In the breakdown of monthly flows, residents’ assets abroad recorded a US$3.8bn fall driven solely by the decline in locals’ external deposits, particularly those of banks. For the non-residents, we saw US$2.6bn of inflows: i) regarding non-debt creating flows of foreign investors, gross FDI (US$1.4bn) and purchases in the equity market (US$0.3bn) were the key items ii) for debt creating items, we observed US$0.8bn of inflows driven by non-residents’ deposits at local banks (US$2.1bn) and the Treasury’s US$1.5bn Eurobond issuance. Net borrowing, on the other hand, turned out to be negative at US$-1.8bn mainly due to the banking sector’s long-term debt repayments. Accordingly, we saw a strong long-term debt rollover rate for corporates at 94% (189% on a 12M rolling basis), while the same ratio for banks stood at 69% (82% on a 12M rolling basis).

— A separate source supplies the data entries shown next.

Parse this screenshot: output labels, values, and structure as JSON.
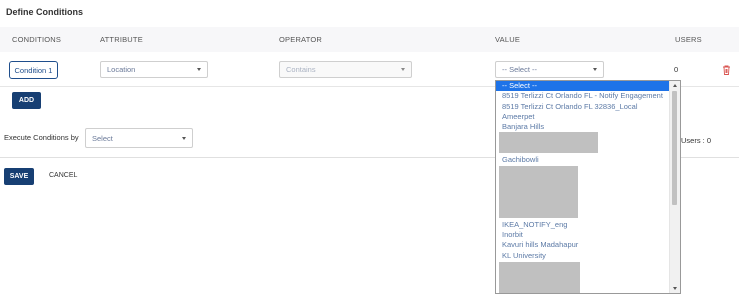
{
  "page": {
    "title": "Define Conditions"
  },
  "table": {
    "headers": {
      "conditions": "CONDITIONS",
      "attribute": "ATTRIBUTE",
      "operator": "OPERATOR",
      "value": "VALUE",
      "users": "USERS"
    },
    "row": {
      "condition_label": "Condition 1",
      "attribute": "Location",
      "operator": "Contains",
      "value": "-- Select --",
      "users": "0"
    }
  },
  "add_label": "ADD",
  "execute": {
    "label": "Execute Conditions by",
    "placeholder": "Select"
  },
  "users_summary": "Users : 0",
  "actions": {
    "save": "SAVE",
    "cancel": "CANCEL"
  },
  "value_dropdown": {
    "options": [
      "-- Select --",
      "8519 Terlizzi Ct Orlando FL - Notify Engagement",
      "8519 Terlizzi Ct Orlando FL 32836_Local",
      "Ameerpet",
      "Banjara Hills",
      "Gachibowli",
      "IKEA_NOTIFY_eng",
      "Inorbit",
      "Kavuri hills Madahapur",
      "KL University"
    ]
  },
  "colors": {
    "primary": "#173f73",
    "selected_option": "#1e73e8",
    "option_text": "#5c7aa6",
    "delete_icon": "#d9534f"
  }
}
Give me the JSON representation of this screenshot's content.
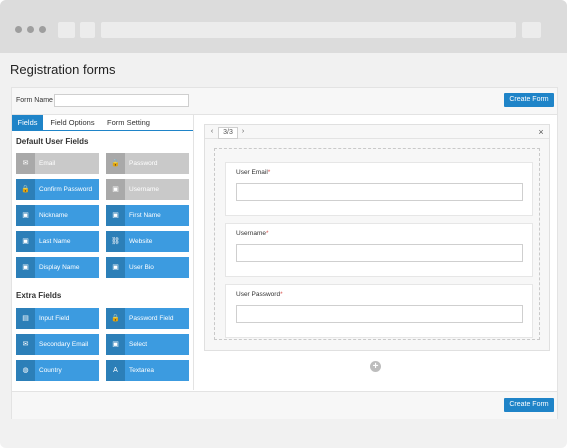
{
  "page": {
    "title": "Registration forms"
  },
  "form_name": {
    "label": "Form Name",
    "value": ""
  },
  "buttons": {
    "create_form_top": "Create Form",
    "create_form_bottom": "Create Form"
  },
  "tabs": [
    {
      "label": "Fields",
      "active": true
    },
    {
      "label": "Field Options",
      "active": false
    },
    {
      "label": "Form Setting",
      "active": false
    }
  ],
  "sections": {
    "default_title": "Default User Fields",
    "extra_title": "Extra Fields"
  },
  "default_fields": [
    {
      "label": "Email",
      "icon": "envelope-icon",
      "glyph": "✉",
      "disabled": true
    },
    {
      "label": "Password",
      "icon": "lock-icon",
      "glyph": "🔒",
      "disabled": true
    },
    {
      "label": "Confirm Password",
      "icon": "lock-icon",
      "glyph": "🔒",
      "disabled": false
    },
    {
      "label": "Username",
      "icon": "id-card-icon",
      "glyph": "▣",
      "disabled": true
    },
    {
      "label": "Nickname",
      "icon": "id-card-icon",
      "glyph": "▣",
      "disabled": false
    },
    {
      "label": "First Name",
      "icon": "id-card-icon",
      "glyph": "▣",
      "disabled": false
    },
    {
      "label": "Last Name",
      "icon": "id-card-icon",
      "glyph": "▣",
      "disabled": false
    },
    {
      "label": "Website",
      "icon": "link-icon",
      "glyph": "⛓",
      "disabled": false
    },
    {
      "label": "Display Name",
      "icon": "id-card-icon",
      "glyph": "▣",
      "disabled": false
    },
    {
      "label": "User Bio",
      "icon": "id-card-icon",
      "glyph": "▣",
      "disabled": false
    }
  ],
  "extra_fields": [
    {
      "label": "Input Field",
      "icon": "document-icon",
      "glyph": "▤"
    },
    {
      "label": "Password Field",
      "icon": "lock-icon",
      "glyph": "🔒"
    },
    {
      "label": "Secondary Email",
      "icon": "envelope-icon",
      "glyph": "✉"
    },
    {
      "label": "Select",
      "icon": "id-card-icon",
      "glyph": "▣"
    },
    {
      "label": "Country",
      "icon": "globe-icon",
      "glyph": "◍"
    },
    {
      "label": "Textarea",
      "icon": "text-icon",
      "glyph": "A"
    }
  ],
  "canvas": {
    "page_indicator": "3/3",
    "prev": "‹",
    "next": "›",
    "close": "×",
    "fields": [
      {
        "label": "User Email",
        "required": "*"
      },
      {
        "label": "Username",
        "required": "*"
      },
      {
        "label": "User Password",
        "required": "*"
      }
    ],
    "add": "+"
  }
}
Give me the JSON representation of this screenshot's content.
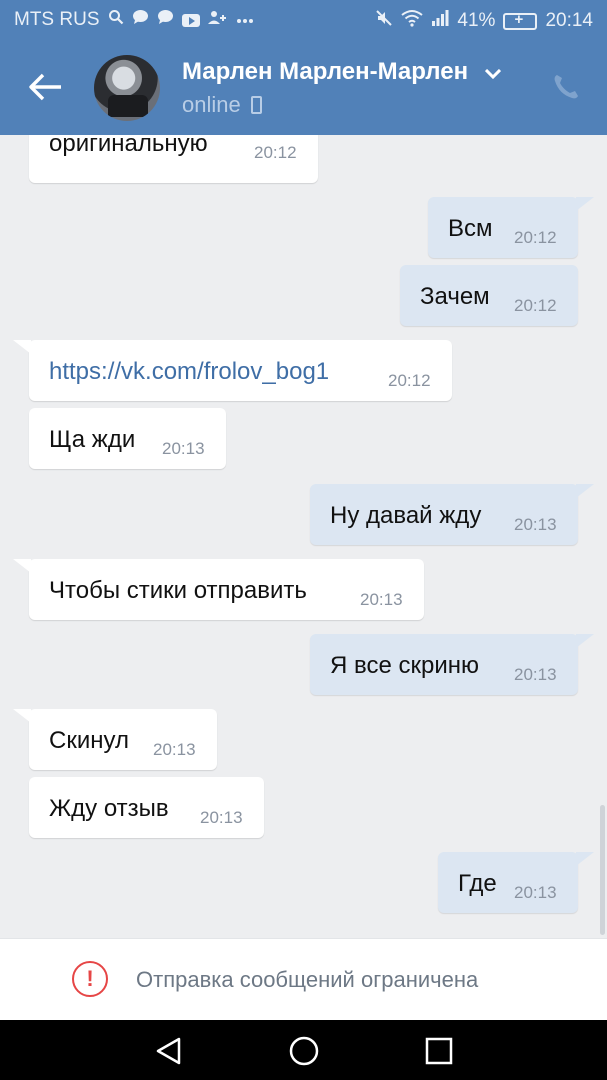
{
  "statusbar": {
    "carrier": "MTS RUS",
    "battery": "41%",
    "time": "20:14",
    "icons": [
      "search-icon",
      "chat-icon",
      "chat-icon",
      "youtube-icon",
      "add-person-icon",
      "more-icon",
      "mute-icon",
      "wifi-icon",
      "signal-icon",
      "battery-icon"
    ]
  },
  "header": {
    "contact_name": "Марлен Марлен-Марлен",
    "presence": "online",
    "accent_color": "#5181b8"
  },
  "messages": [
    {
      "dir": "in",
      "text": "оригинальную",
      "time": "20:12"
    },
    {
      "dir": "out",
      "text": "Всм",
      "time": "20:12"
    },
    {
      "dir": "out",
      "text": "Зачем",
      "time": "20:12"
    },
    {
      "dir": "in",
      "text": "https://vk.com/frolov_bog1",
      "time": "20:12",
      "link": true
    },
    {
      "dir": "in",
      "text": "Ща жди",
      "time": "20:13"
    },
    {
      "dir": "out",
      "text": "Ну давай жду",
      "time": "20:13"
    },
    {
      "dir": "in",
      "text": "Чтобы стики отправить",
      "time": "20:13"
    },
    {
      "dir": "out",
      "text": "Я все скриню",
      "time": "20:13"
    },
    {
      "dir": "in",
      "text": "Скинул",
      "time": "20:13"
    },
    {
      "dir": "in",
      "text": "Жду отзыв",
      "time": "20:13"
    },
    {
      "dir": "out",
      "text": "Где",
      "time": "20:13"
    }
  ],
  "restriction": {
    "text": "Отправка сообщений ограничена",
    "color": "#e64646"
  }
}
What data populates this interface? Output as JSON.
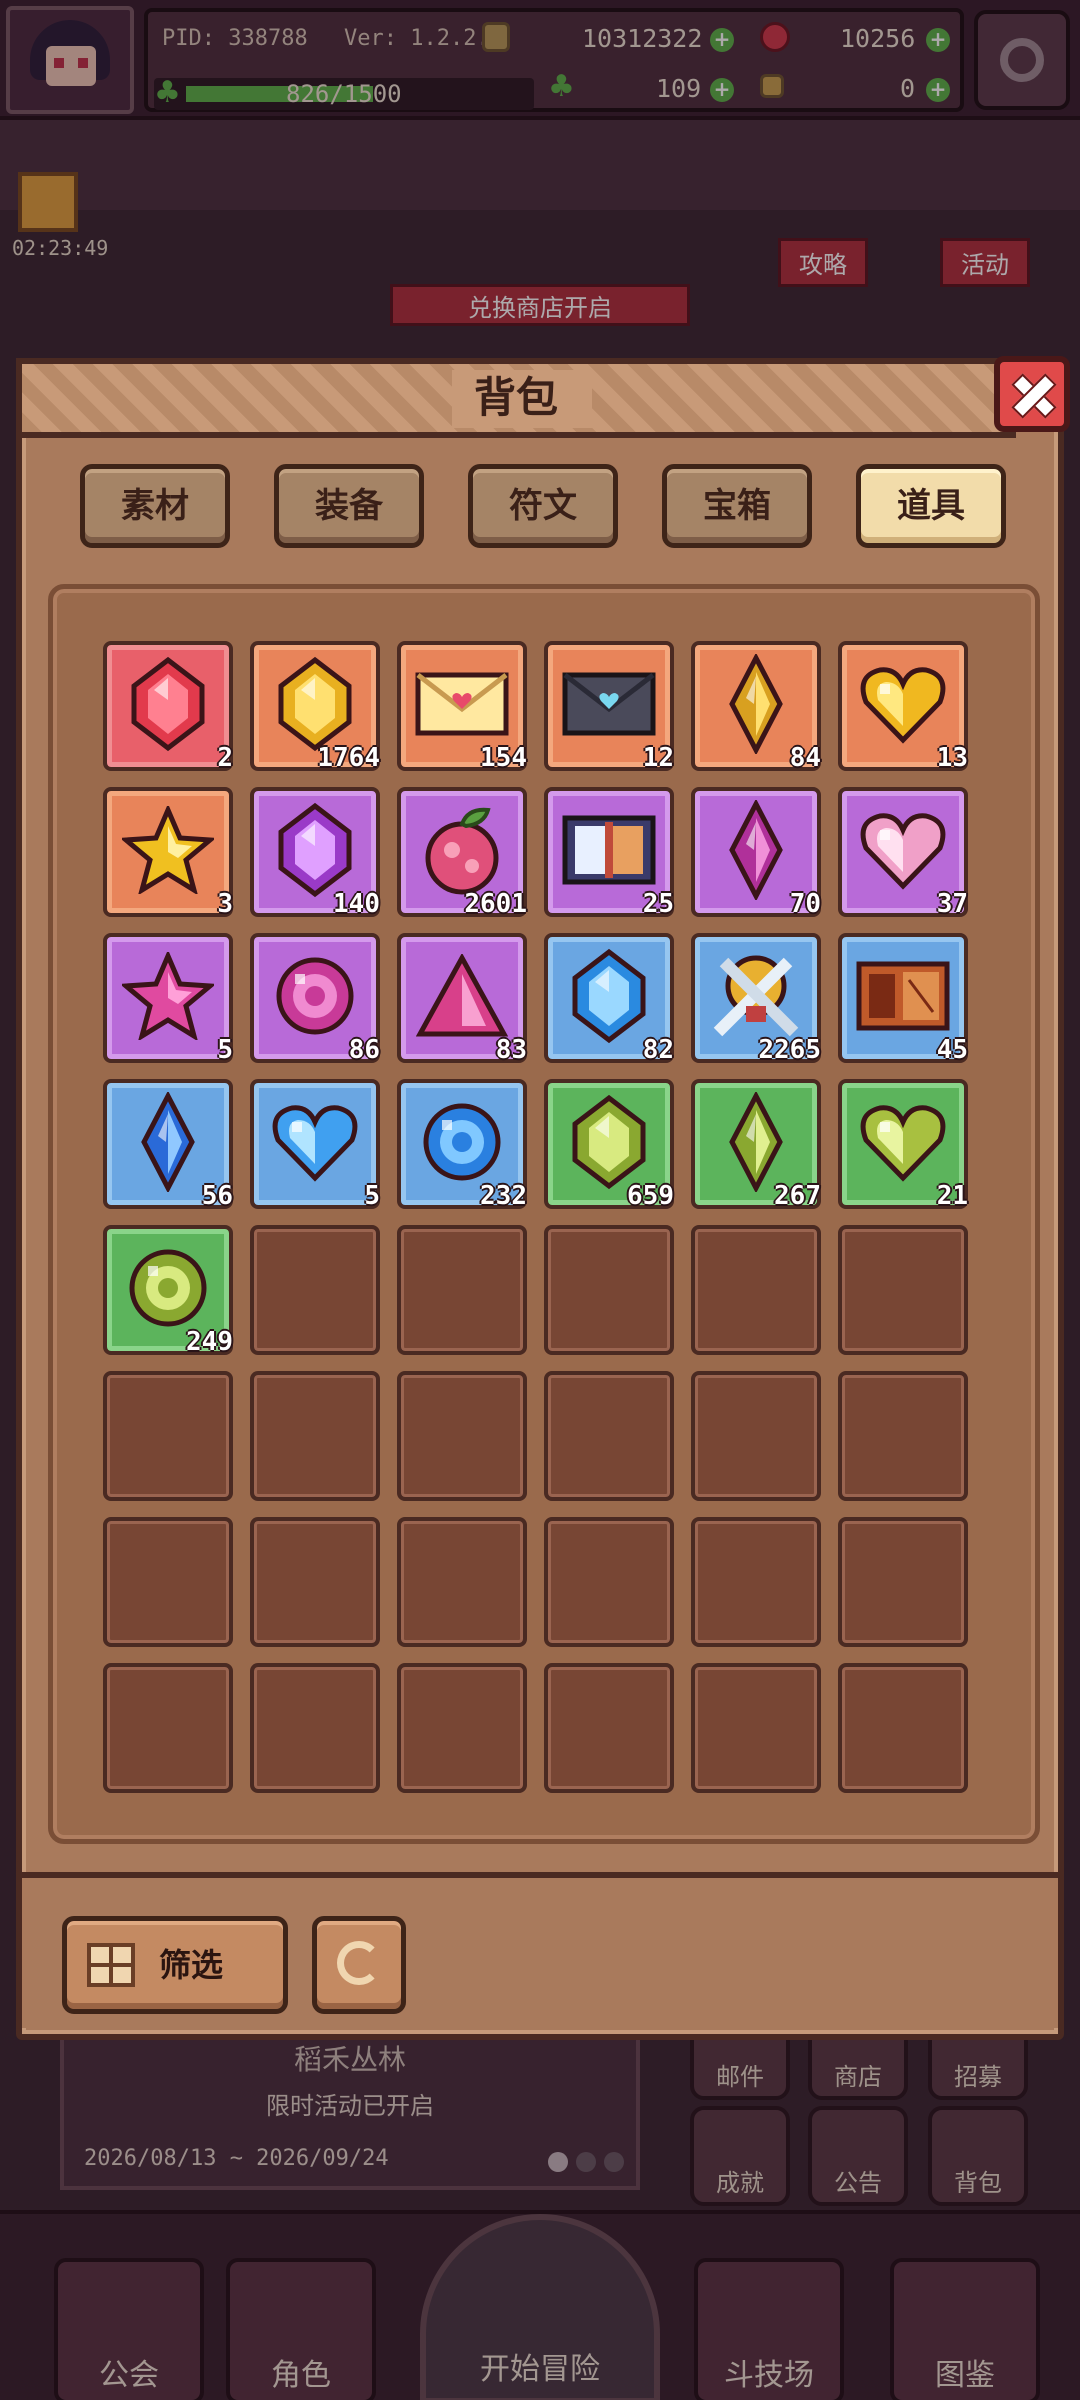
{
  "hud": {
    "pid": "PID: 338788",
    "version": "Ver: 1.2.2.4",
    "gold": "10312322",
    "gems": "10256",
    "exp": "826/1500",
    "exp_fraction": 0.55,
    "clover": "109",
    "keys": "0"
  },
  "background": {
    "timer": "02:23:49",
    "strategy_label": "攻略",
    "activity_label": "活动",
    "exchange_banner": "兑换商店开启",
    "event_title": "稻禾丛林",
    "event_subtitle": "限时活动已开启",
    "event_dates": "2026/08/13 ~ 2026/09/24",
    "side_buttons": [
      "邮件",
      "商店",
      "招募",
      "成就",
      "公告",
      "背包"
    ],
    "nav": [
      "公会",
      "角色",
      "开始冒险",
      "斗技场",
      "图鉴"
    ]
  },
  "window": {
    "title": "背包",
    "tabs": [
      "素材",
      "装备",
      "符文",
      "宝箱",
      "道具"
    ],
    "active_tab": "道具",
    "filter_label": "筛选"
  },
  "items": [
    {
      "icon": "red-gem-icon",
      "rarity": "red",
      "qty": "2"
    },
    {
      "icon": "gold-gem-icon",
      "rarity": "orange",
      "qty": "1764"
    },
    {
      "icon": "love-letter-icon",
      "rarity": "orange",
      "qty": "154"
    },
    {
      "icon": "dark-letter-icon",
      "rarity": "orange",
      "qty": "12"
    },
    {
      "icon": "gold-crystal-icon",
      "rarity": "orange",
      "qty": "84"
    },
    {
      "icon": "gold-heart-icon",
      "rarity": "orange",
      "qty": "13"
    },
    {
      "icon": "gold-star-icon",
      "rarity": "orange",
      "qty": "3"
    },
    {
      "icon": "purple-gem-icon",
      "rarity": "purple",
      "qty": "140"
    },
    {
      "icon": "pink-fruit-icon",
      "rarity": "purple",
      "qty": "2601"
    },
    {
      "icon": "book-icon",
      "rarity": "purple",
      "qty": "25"
    },
    {
      "icon": "purple-crystal-icon",
      "rarity": "purple",
      "qty": "70"
    },
    {
      "icon": "pink-heart-icon",
      "rarity": "purple",
      "qty": "37"
    },
    {
      "icon": "pink-star-icon",
      "rarity": "purple",
      "qty": "5"
    },
    {
      "icon": "pink-orb-icon",
      "rarity": "purple",
      "qty": "86"
    },
    {
      "icon": "pink-triangle-icon",
      "rarity": "purple",
      "qty": "83"
    },
    {
      "icon": "blue-gem-icon",
      "rarity": "blue",
      "qty": "82"
    },
    {
      "icon": "crossed-swords-icon",
      "rarity": "blue",
      "qty": "2265"
    },
    {
      "icon": "brown-book-icon",
      "rarity": "blue",
      "qty": "45"
    },
    {
      "icon": "blue-crystal-icon",
      "rarity": "blue",
      "qty": "56"
    },
    {
      "icon": "blue-heart-icon",
      "rarity": "blue",
      "qty": "5"
    },
    {
      "icon": "blue-orb-icon",
      "rarity": "blue",
      "qty": "232"
    },
    {
      "icon": "green-gem-icon",
      "rarity": "green",
      "qty": "659"
    },
    {
      "icon": "green-crystal-icon",
      "rarity": "green",
      "qty": "267"
    },
    {
      "icon": "green-heart-icon",
      "rarity": "green",
      "qty": "21"
    },
    {
      "icon": "green-orb-icon",
      "rarity": "green",
      "qty": "249"
    }
  ],
  "total_slots": 48,
  "colors": {
    "red": "#e8606a",
    "orange": "#e8845a",
    "purple": "#b86ad8",
    "blue": "#6aa6e2",
    "green": "#5cb45c"
  }
}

Breakdown of financing (monthly, $bn)
We expect the deficit to top out in the coming few months. However, it will likely remain high in the near term given the marked deterioration in the terms of trade, an accommodative policy stance and weakening global growth outlook. On the capital account, we saw the impact of locals’ deposits flowing back to the country in the last two months and continued strength in net errors and omissions, which is not a stable source of funding, both leading to an increase in official reserves on a year-to-date basis. Another boost to reserves in the near term is likely if Turkey and Saudi Arabia finalise the US$5bn deposit deal.